The various tax changes would start in 2014 and be fully implemented in 2018.
The legislation “creates a tax structure that’s going to prompt growth and investment in Missouri,” said Rep. Todd Richardson, R-Poplar Bluff.
No Republicans spoke against the legislation during a debate that was cut off by GOP leaders after an hour and a half. But 19 Republicans voted against the legislation, leaving it far shy of the 109 votes that would be needed to override a potential gubernatorial veto.
Rep. Denny Hoskins, R-Warrensburg, said in an interview that he voted “no” primarily because of the potential hit on government revenues and services.
“I’m concerned, when we’re not fully funding the (school) formula now, how another tax reduction could affect our schools,” Hoskins said.
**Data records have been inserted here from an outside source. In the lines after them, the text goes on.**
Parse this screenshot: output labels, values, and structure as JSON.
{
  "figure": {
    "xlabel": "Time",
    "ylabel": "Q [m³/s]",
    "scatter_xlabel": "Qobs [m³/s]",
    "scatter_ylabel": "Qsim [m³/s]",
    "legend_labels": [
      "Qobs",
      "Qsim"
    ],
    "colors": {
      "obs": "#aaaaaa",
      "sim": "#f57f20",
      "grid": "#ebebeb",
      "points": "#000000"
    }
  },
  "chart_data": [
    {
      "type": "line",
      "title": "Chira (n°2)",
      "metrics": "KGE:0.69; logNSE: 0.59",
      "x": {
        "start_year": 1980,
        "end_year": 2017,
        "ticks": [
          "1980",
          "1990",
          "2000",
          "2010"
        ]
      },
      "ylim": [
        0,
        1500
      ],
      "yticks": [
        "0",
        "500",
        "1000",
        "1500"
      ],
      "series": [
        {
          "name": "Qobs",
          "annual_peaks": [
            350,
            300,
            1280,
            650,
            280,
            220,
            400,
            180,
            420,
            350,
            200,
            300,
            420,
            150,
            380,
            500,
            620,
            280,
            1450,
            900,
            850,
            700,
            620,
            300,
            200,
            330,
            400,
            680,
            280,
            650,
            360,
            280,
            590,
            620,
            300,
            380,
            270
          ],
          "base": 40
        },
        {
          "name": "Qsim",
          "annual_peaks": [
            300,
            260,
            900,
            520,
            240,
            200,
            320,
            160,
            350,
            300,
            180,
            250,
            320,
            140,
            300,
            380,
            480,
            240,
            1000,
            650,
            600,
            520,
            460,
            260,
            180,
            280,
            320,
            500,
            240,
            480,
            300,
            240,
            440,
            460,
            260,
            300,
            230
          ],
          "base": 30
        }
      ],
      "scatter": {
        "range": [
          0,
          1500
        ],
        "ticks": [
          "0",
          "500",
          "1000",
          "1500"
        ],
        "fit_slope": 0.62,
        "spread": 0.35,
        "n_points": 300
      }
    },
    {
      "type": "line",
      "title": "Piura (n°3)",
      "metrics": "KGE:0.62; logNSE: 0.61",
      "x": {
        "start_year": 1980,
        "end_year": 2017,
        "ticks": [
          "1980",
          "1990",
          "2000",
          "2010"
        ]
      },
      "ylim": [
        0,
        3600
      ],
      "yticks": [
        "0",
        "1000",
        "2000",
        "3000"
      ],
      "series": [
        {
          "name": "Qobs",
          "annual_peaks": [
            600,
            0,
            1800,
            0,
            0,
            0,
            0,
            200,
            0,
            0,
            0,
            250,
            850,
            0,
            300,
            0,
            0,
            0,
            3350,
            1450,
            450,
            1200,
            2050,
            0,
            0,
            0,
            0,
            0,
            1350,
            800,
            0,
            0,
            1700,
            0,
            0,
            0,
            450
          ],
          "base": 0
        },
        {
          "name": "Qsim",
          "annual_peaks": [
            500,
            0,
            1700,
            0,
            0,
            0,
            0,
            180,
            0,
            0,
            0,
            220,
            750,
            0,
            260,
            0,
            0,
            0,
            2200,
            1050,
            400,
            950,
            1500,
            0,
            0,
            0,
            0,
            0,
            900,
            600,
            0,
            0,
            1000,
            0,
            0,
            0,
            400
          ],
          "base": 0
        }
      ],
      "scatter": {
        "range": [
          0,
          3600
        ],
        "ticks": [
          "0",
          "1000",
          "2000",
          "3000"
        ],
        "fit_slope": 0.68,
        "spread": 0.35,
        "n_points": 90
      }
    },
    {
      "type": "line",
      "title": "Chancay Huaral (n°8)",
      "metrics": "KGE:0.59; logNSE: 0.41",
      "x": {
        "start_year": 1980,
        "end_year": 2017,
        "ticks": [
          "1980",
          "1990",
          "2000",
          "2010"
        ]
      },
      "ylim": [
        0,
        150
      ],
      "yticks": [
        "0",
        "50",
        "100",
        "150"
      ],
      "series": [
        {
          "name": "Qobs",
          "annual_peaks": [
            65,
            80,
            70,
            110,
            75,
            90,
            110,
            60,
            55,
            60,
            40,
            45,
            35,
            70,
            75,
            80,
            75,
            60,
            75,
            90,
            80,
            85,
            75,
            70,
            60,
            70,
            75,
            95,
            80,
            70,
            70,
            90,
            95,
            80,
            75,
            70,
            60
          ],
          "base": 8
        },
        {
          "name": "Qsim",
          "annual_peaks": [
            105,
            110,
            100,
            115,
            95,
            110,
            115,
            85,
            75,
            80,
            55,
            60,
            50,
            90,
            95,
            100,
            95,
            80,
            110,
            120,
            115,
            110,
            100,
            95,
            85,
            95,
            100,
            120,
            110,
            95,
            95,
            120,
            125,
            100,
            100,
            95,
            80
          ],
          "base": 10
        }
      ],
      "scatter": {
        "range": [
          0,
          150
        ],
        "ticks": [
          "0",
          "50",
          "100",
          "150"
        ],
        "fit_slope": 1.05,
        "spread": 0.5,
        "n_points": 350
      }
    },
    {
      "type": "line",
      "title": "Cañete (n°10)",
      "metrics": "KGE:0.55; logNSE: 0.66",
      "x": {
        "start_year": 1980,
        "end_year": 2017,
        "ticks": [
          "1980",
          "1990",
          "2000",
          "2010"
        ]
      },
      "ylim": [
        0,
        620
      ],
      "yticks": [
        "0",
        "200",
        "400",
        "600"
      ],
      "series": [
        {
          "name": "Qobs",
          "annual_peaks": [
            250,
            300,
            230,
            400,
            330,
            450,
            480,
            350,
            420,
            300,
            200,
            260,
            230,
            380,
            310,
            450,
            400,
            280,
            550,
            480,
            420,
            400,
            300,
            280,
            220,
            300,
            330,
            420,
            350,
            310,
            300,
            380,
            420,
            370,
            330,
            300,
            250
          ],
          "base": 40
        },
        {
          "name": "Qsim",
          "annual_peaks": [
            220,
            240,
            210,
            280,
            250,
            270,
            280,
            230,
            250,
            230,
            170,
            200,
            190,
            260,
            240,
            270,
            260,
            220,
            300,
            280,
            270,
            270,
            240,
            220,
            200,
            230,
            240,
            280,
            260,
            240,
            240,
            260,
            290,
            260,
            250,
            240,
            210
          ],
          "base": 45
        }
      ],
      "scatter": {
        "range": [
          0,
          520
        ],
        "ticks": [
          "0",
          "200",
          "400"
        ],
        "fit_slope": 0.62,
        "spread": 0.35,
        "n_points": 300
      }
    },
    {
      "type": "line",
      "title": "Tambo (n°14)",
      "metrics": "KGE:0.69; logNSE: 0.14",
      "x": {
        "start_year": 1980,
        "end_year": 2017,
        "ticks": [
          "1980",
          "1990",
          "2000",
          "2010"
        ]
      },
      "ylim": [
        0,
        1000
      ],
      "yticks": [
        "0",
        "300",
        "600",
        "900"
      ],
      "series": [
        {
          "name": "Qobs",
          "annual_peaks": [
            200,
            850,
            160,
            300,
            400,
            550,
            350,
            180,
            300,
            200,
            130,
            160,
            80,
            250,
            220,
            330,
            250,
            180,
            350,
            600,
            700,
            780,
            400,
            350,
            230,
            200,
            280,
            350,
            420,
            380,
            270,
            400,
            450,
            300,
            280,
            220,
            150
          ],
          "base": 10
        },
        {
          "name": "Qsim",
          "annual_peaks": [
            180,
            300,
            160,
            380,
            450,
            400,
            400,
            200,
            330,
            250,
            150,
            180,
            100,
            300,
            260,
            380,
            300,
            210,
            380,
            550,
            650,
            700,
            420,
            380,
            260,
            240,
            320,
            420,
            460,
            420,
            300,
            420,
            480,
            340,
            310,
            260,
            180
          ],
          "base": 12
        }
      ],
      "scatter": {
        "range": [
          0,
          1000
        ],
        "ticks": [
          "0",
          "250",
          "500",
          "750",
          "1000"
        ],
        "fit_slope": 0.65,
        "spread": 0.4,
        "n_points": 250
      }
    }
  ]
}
The House bill differs in several ways from the version previously passed by the Senate. For example, the Senate plan had a larger individual income tax cut of three-quarters of a percentage point and a smaller sales tax hike of one-half cent that would have gone to general state revenues instead of being earmarked for specific purposes.
The House version also includes an amnesty period from this August through October that would allow those with overdue Missouri taxes to pay up without penalties or interest. Supporters of that provision hope it can prompt the payment of tens of millions of tax dollars that Missouri might otherwise not collect.